Honda website
Honda website

JUNE 22, 2015

Mood for immediate change growing in F1

The mood for immediate change in the increasingly-alarmed F1 paddock is growing.

Summing up the burgeoning crisis, McLaren team boss Eric Boullier told Spain's Marca: "Drivers are not happy, the public is noticing and they (the audience) are leaving F1."

Front and centre of the argument is Red Bull, who spent the entire weekend at the 'Red Bull Ring' insisting that the sport is spiralling towards the abyss.

"Bernie Ecclestone needs to get together with Jean Todt and do something," boss Christian Horner is quoted by the German news agency DPA.

"And as fast as possible. Formula one is running out of time."

F1 has, however, already acknowledged collectively that it has a problem and is discussing what drastic changes should be introduced for 2017.

"We have recognised the problem," Ferrari's Maurizio Arrivabene told Frankfurter Allgemeine Zeitung, "but another thing is certain: We must not waste any more time."

Indeed, there is now a push to speed up the process and introduce radical changes not for 2017, but in 2016.

"The change in the cars should come as soon as possible," agreed Dr Helmut Marko. "If everyone wants it, already in 2016."

Ecclestone, the F1 supremo, is on board.

"We cannot wait and see," the 84-year-old told Salzburger Nachrichten newspaper, arguing that the complexity of the 'power units' is the biggest problem.

"We need something simpler."

Until now, F1 has baulked at simply scrapping the quiet and expensive turbo V6s, as it was said Mercedes would quit the sport in protest.

"If they (manufacturers) want to go, they will go," Ecclestone insisted.

He said that also applies to Red Bull owner Dietrich Mateschitz, who is once again threatening to quit.

"He is in a position where he doesn't have to ask anyone," Ecclestone admitted.

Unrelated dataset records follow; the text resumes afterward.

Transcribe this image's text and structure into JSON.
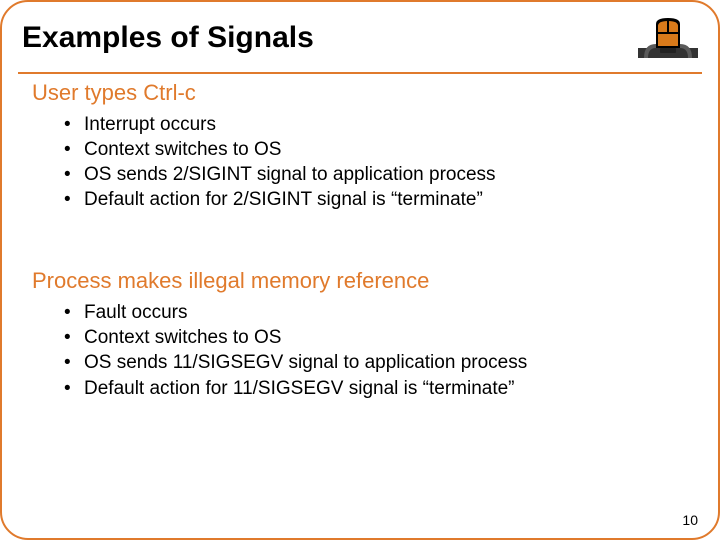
{
  "title": "Examples of Signals",
  "sections": [
    {
      "heading": "User types Ctrl-c",
      "items": [
        "Interrupt occurs",
        "Context switches to OS",
        "OS sends 2/SIGINT signal to application process",
        "Default action for 2/SIGINT signal is “terminate”"
      ]
    },
    {
      "heading": "Process makes illegal memory reference",
      "items": [
        "Fault occurs",
        "Context switches to OS",
        "OS sends 11/SIGSEGV signal to application process",
        "Default action for 11/SIGSEGV signal is “terminate”"
      ]
    }
  ],
  "page_number": "10"
}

"He is frustrated and that is understandable, because if he was in a position to do something about it, he would."

Honda is also grappling with the current rules, while Renault's problems are well known.

But Ecclestone said: "I am confident that no one is going to leave formula one."

Red Bull's Horner, however, thinks the current governance structure of the sport is clearly not working.

"Perhaps," he said, "we need an independent expert, and someone who is not involved in the championship. I don't know, but someone like Ross Brawn, who understands the business and the complexity.

"I don't think formula one can allow manufacturers of the likes of Renault and Honda to be in this situation. Honda's new president came to the race today and I do not think he was happy with what he saw," added Horner.